YES! And with very single generation of believers who have gone before us and every single generation of believers who will come after us – (Hebrews 12:1-2).
Narrator Mark wants to make sure that we more than merely understand the immediacy of his message of connecting and relating to what is happening in our world, and God’s plan for it all—but that this message penetrates and changes us.
We will in the coming days of Jesus’ ministry see some people as onlookers.
Mark suggests they will be immediately impressed by Jesus, but they will also immediately recoil at his new teachings, stay an arm-lengths distance away.
The question for us:
Will we be mere onlookers, standing aside, pondering curious points of the text, googling different versions, and even allowing ourselves to be distracted by curious characters, such as John the Baptist – as critically important as he is?
(It is so easy to do when we engage the whole length and breadth of Scripture.)
Or will we let God’s Word penetrate our hearts?
“Prepare the way of the Lord, make straight his paths.”

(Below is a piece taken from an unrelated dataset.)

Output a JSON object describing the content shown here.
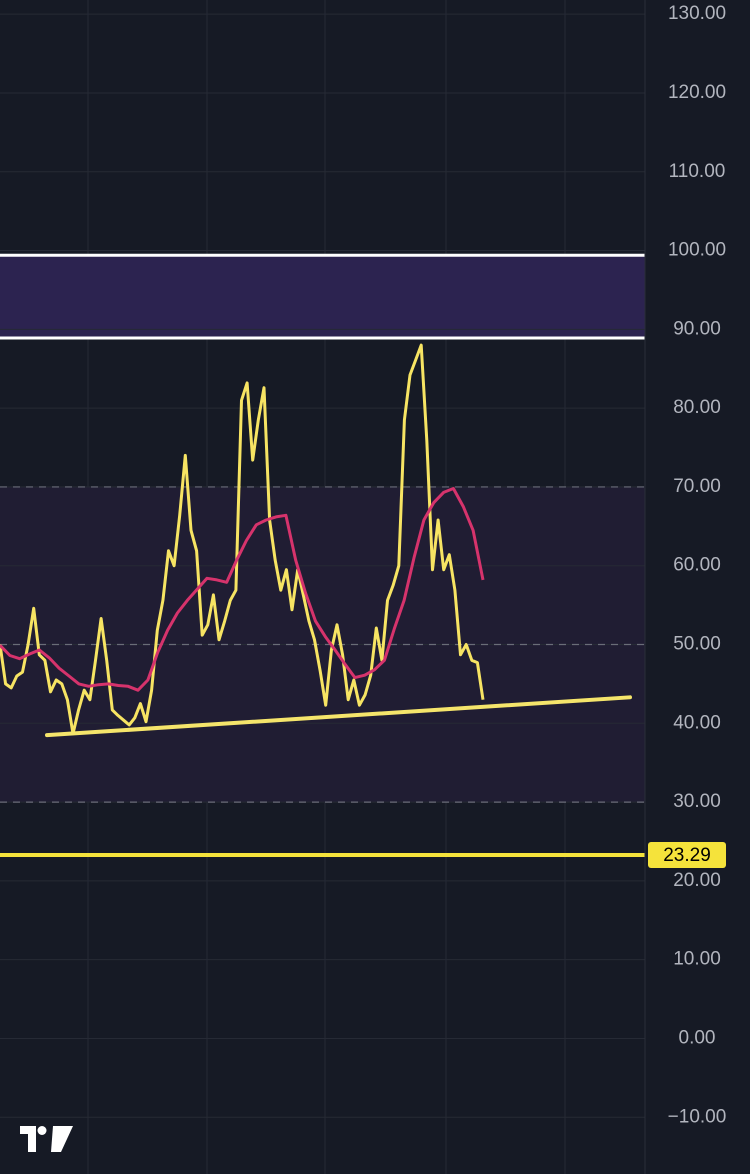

The Choice is always are to make ….
The immediate question is – when we aren’t sure if it is the right place to begin;
Search first for the TRUTH of God – is it YOURS or is it a divinely inspired one?
In the name of God, the Father and God the Son and God the Holy Spirit,
Let us Pray,
Creator God in this your exact time and in this your exact season
dangling, suspended between all of our hopes and your fulfillment,
let we never come any moment, to forget what you have done.
May we be immediately overwhelmed by your great mercy,
which flows in tsunami after tsunami from your Truth alone.
May we be decisively honest about the darkness of sin within us,
and immediately perceptive of the light of Salvation around us.
May we begin, to prepare to make straight the path for the Lord,
that together we may immediately see God’s glory revealed.
Gloria! In Excelsis Deo! Alleluia! Alleluia! Alleluia! Amen.